The change paid off. Brink had three blocks and a steal on the next five possessions as Texas scored just three points the rest of the quarter. Overall, Second Spectrum showed the Longhorns scoring 12 points on 19 possessions against zone. In a matchup of the two teams that entered the game with the nation's longest winning streaks (23 for Stanford, now 24; 14 for the Longhorns before Sunday), those small margins proved critical.
Texas was also left to lament leaving points at the foul line, having shot just 11-of-20 on free throws.
"When you're going to play in these games, y'all, you've got to make free throws, and we've done that until today," Schaefer said.

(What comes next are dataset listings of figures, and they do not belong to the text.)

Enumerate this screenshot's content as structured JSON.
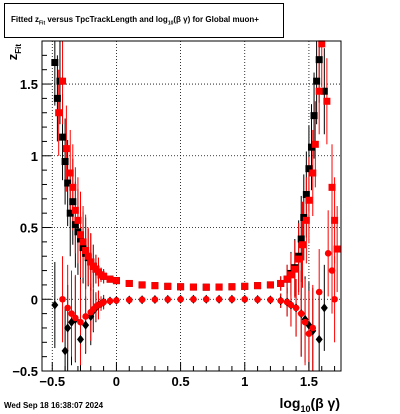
{
  "footer": {
    "timestamp": "Wed Sep 18 16:38:07 2024"
  },
  "chart_data": {
    "type": "scatter",
    "title": "Fitted z_Fit versus TpcTrackLength and log_10(β γ) for Global muon+",
    "title_parts": {
      "pre": "Fitted  z",
      "sub1": "Fit",
      "mid": "  versus TpcTrackLength and log",
      "sub2": "10",
      "post": "(β γ) for Global muon+"
    },
    "xlabel_parts": {
      "main": "log",
      "sub": "10",
      "tail": "(β γ)"
    },
    "ylabel_parts": {
      "main": "z",
      "sub": "Fit"
    },
    "xlim": [
      -0.58,
      1.75
    ],
    "ylim": [
      -0.5,
      1.8
    ],
    "grid": true,
    "xticks": [
      -0.5,
      0,
      0.5,
      1,
      1.5
    ],
    "xtick_labels": [
      "−0.5",
      "0",
      "0.5",
      "1",
      "1.5"
    ],
    "yticks": [
      -0.5,
      0,
      0.5,
      1,
      1.5
    ],
    "ytick_labels": [
      "−0.5",
      "0",
      "0.5",
      "1",
      "1.5"
    ],
    "series": [
      {
        "color": "#000000",
        "marker": "square",
        "points": [
          [
            -0.48,
            1.65,
            0.3
          ],
          [
            -0.46,
            1.4,
            0.3
          ],
          [
            -0.44,
            1.52,
            0.3
          ],
          [
            -0.42,
            1.13,
            0.3
          ],
          [
            -0.4,
            0.96,
            0.3
          ],
          [
            -0.38,
            0.81,
            0.3
          ],
          [
            -0.36,
            0.6,
            0.3
          ],
          [
            -0.34,
            0.68,
            0.3
          ],
          [
            -0.32,
            0.52,
            0.3
          ],
          [
            -0.3,
            0.47,
            0.3
          ],
          [
            -0.28,
            0.42,
            0.3
          ],
          [
            -0.26,
            0.36,
            0.25
          ],
          [
            -0.24,
            0.32,
            0.25
          ],
          [
            -0.22,
            0.29,
            0.2
          ],
          [
            -0.2,
            0.26,
            0.2
          ],
          [
            -0.18,
            0.23,
            0.15
          ],
          [
            -0.16,
            0.21,
            0.1
          ],
          [
            -0.14,
            0.19,
            0.1
          ],
          [
            -0.12,
            0.17,
            0.05
          ],
          [
            -0.1,
            0.16,
            0.05
          ],
          [
            -0.05,
            0.14,
            0
          ],
          [
            0.0,
            0.13,
            0
          ],
          [
            0.1,
            0.11,
            0
          ],
          [
            0.2,
            0.1,
            0
          ],
          [
            0.3,
            0.095,
            0
          ],
          [
            0.4,
            0.09,
            0
          ],
          [
            0.5,
            0.087,
            0
          ],
          [
            0.6,
            0.085,
            0
          ],
          [
            0.7,
            0.084,
            0
          ],
          [
            0.8,
            0.085,
            0
          ],
          [
            0.9,
            0.087,
            0
          ],
          [
            1.0,
            0.09,
            0
          ],
          [
            1.1,
            0.095,
            0
          ],
          [
            1.2,
            0.1,
            0
          ],
          [
            1.28,
            0.11,
            0.05
          ],
          [
            1.33,
            0.14,
            0.1
          ],
          [
            1.36,
            0.18,
            0.15
          ],
          [
            1.39,
            0.22,
            0.2
          ],
          [
            1.42,
            0.3,
            0.25
          ],
          [
            1.44,
            0.42,
            0.3
          ],
          [
            1.46,
            0.57,
            0.3
          ],
          [
            1.48,
            0.73,
            0.3
          ],
          [
            1.5,
            0.91,
            0.3
          ],
          [
            1.52,
            1.06,
            0.3
          ],
          [
            1.54,
            1.28,
            0.3
          ],
          [
            1.56,
            1.52,
            0.3
          ],
          [
            1.58,
            1.67,
            0.3
          ],
          [
            1.62,
            1.45,
            0.3
          ]
        ]
      },
      {
        "color": "#ff0000",
        "marker": "square",
        "points": [
          [
            -0.45,
            1.3,
            0.3
          ],
          [
            -0.42,
            1.52,
            0.3
          ],
          [
            -0.39,
            1.05,
            0.3
          ],
          [
            -0.36,
            0.88,
            0.3
          ],
          [
            -0.34,
            0.78,
            0.3
          ],
          [
            -0.32,
            0.62,
            0.3
          ],
          [
            -0.3,
            0.55,
            0.3
          ],
          [
            -0.28,
            0.45,
            0.3
          ],
          [
            -0.26,
            0.4,
            0.25
          ],
          [
            -0.24,
            0.34,
            0.25
          ],
          [
            -0.22,
            0.3,
            0.2
          ],
          [
            -0.2,
            0.26,
            0.2
          ],
          [
            -0.18,
            0.23,
            0.15
          ],
          [
            -0.16,
            0.21,
            0.1
          ],
          [
            -0.14,
            0.19,
            0.1
          ],
          [
            -0.12,
            0.17,
            0.05
          ],
          [
            -0.1,
            0.16,
            0.05
          ],
          [
            -0.05,
            0.14,
            0
          ],
          [
            0.0,
            0.13,
            0
          ],
          [
            0.1,
            0.11,
            0
          ],
          [
            0.2,
            0.1,
            0
          ],
          [
            0.3,
            0.095,
            0
          ],
          [
            0.4,
            0.09,
            0
          ],
          [
            0.5,
            0.087,
            0
          ],
          [
            0.6,
            0.085,
            0
          ],
          [
            0.7,
            0.084,
            0
          ],
          [
            0.8,
            0.085,
            0
          ],
          [
            0.9,
            0.087,
            0
          ],
          [
            1.0,
            0.09,
            0
          ],
          [
            1.1,
            0.095,
            0
          ],
          [
            1.2,
            0.1,
            0
          ],
          [
            1.28,
            0.11,
            0.05
          ],
          [
            1.33,
            0.14,
            0.1
          ],
          [
            1.36,
            0.17,
            0.15
          ],
          [
            1.39,
            0.21,
            0.2
          ],
          [
            1.42,
            0.28,
            0.25
          ],
          [
            1.45,
            0.38,
            0.3
          ],
          [
            1.48,
            0.55,
            0.3
          ],
          [
            1.5,
            0.69,
            0.3
          ],
          [
            1.53,
            0.88,
            0.3
          ],
          [
            1.55,
            1.08,
            0.3
          ],
          [
            1.58,
            1.45,
            0.3
          ],
          [
            1.6,
            1.78,
            0.3
          ],
          [
            1.64,
            1.38,
            0.3
          ],
          [
            1.68,
            0.78,
            0.3
          ],
          [
            1.7,
            0.55,
            0.3
          ],
          [
            1.72,
            0.35,
            0.3
          ]
        ]
      },
      {
        "color": "#000000",
        "marker": "diamond",
        "points": [
          [
            -0.48,
            -0.04,
            0.3
          ],
          [
            -0.4,
            -0.36,
            0.3
          ],
          [
            -0.38,
            -0.2,
            0.3
          ],
          [
            -0.35,
            -0.16,
            0.3
          ],
          [
            -0.32,
            -0.14,
            0.3
          ],
          [
            -0.28,
            -0.28,
            0.3
          ],
          [
            -0.24,
            -0.18,
            0.2
          ],
          [
            -0.2,
            -0.12,
            0.2
          ],
          [
            -0.18,
            -0.08,
            0.15
          ],
          [
            -0.16,
            -0.06,
            0.1
          ],
          [
            -0.14,
            -0.04,
            0.1
          ],
          [
            -0.12,
            -0.03,
            0.05
          ],
          [
            -0.1,
            -0.02,
            0.05
          ],
          [
            -0.05,
            -0.012,
            0
          ],
          [
            0.0,
            -0.008,
            0
          ],
          [
            0.1,
            -0.005,
            0
          ],
          [
            0.2,
            -0.003,
            0
          ],
          [
            0.3,
            -0.002,
            0
          ],
          [
            0.4,
            -0.001,
            0
          ],
          [
            0.5,
            0.0,
            0
          ],
          [
            0.6,
            0.0,
            0
          ],
          [
            0.7,
            0.0,
            0
          ],
          [
            0.8,
            0.0,
            0
          ],
          [
            0.9,
            0.0,
            0
          ],
          [
            1.0,
            0.0,
            0
          ],
          [
            1.1,
            -0.002,
            0
          ],
          [
            1.2,
            -0.004,
            0
          ],
          [
            1.28,
            -0.01,
            0.05
          ],
          [
            1.33,
            -0.02,
            0.1
          ],
          [
            1.36,
            -0.04,
            0.15
          ],
          [
            1.4,
            -0.06,
            0.2
          ],
          [
            1.44,
            -0.1,
            0.3
          ],
          [
            1.47,
            -0.14,
            0.3
          ],
          [
            1.5,
            -0.18,
            0.3
          ],
          [
            1.53,
            -0.22,
            0.3
          ],
          [
            1.58,
            -0.28,
            0.3
          ],
          [
            1.62,
            -0.06,
            0.3
          ]
        ]
      },
      {
        "color": "#ff0000",
        "marker": "circle",
        "points": [
          [
            -0.42,
            0.0,
            0.3
          ],
          [
            -0.38,
            -0.06,
            0.3
          ],
          [
            -0.35,
            -0.1,
            0.3
          ],
          [
            -0.32,
            -0.13,
            0.3
          ],
          [
            -0.28,
            -0.16,
            0.3
          ],
          [
            -0.24,
            -0.12,
            0.25
          ],
          [
            -0.2,
            -0.09,
            0.2
          ],
          [
            -0.18,
            -0.07,
            0.15
          ],
          [
            -0.16,
            -0.05,
            0.1
          ],
          [
            -0.14,
            -0.04,
            0.1
          ],
          [
            -0.12,
            -0.03,
            0.05
          ],
          [
            -0.1,
            -0.02,
            0.05
          ],
          [
            -0.05,
            -0.012,
            0
          ],
          [
            0.0,
            -0.008,
            0
          ],
          [
            0.1,
            -0.005,
            0
          ],
          [
            0.2,
            -0.003,
            0
          ],
          [
            0.3,
            -0.002,
            0
          ],
          [
            0.4,
            -0.001,
            0
          ],
          [
            0.5,
            0.0,
            0
          ],
          [
            0.6,
            0.0,
            0
          ],
          [
            0.7,
            0.0,
            0
          ],
          [
            0.8,
            0.0,
            0
          ],
          [
            0.9,
            0.0,
            0
          ],
          [
            1.0,
            0.0,
            0
          ],
          [
            1.1,
            -0.002,
            0
          ],
          [
            1.2,
            -0.004,
            0
          ],
          [
            1.28,
            -0.01,
            0.05
          ],
          [
            1.33,
            -0.02,
            0.1
          ],
          [
            1.36,
            -0.04,
            0.15
          ],
          [
            1.4,
            -0.06,
            0.2
          ],
          [
            1.44,
            -0.1,
            0.3
          ],
          [
            1.47,
            -0.16,
            0.3
          ],
          [
            1.5,
            -0.24,
            0.3
          ],
          [
            1.53,
            -0.2,
            0.3
          ],
          [
            1.58,
            0.05,
            0.3
          ],
          [
            1.65,
            0.32,
            0.3
          ],
          [
            1.68,
            0.2,
            0.3
          ],
          [
            1.7,
            0.0,
            0.3
          ]
        ]
      }
    ]
  }
}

Meanwhile, the Cardinal players and VanDerveer were dancing in celebration. As a way to keep players loose, VanDerveer proposed a group dance if the team advanced to the Final Four. After an individual session with Jones as VanDerveer's lead teacher among a group that also included reserves Jordan Hamilton and Kiki Iriafen, the whole team went through practice after watching film Saturday.
"I think it just loosened people up and showed them that I had confidence in them," VanDerveer said. "And they know I can't dance so they're watching me and laughing, so it was all good."
With Stanford headed back to the Final Four to defend its title, there's no disputing that.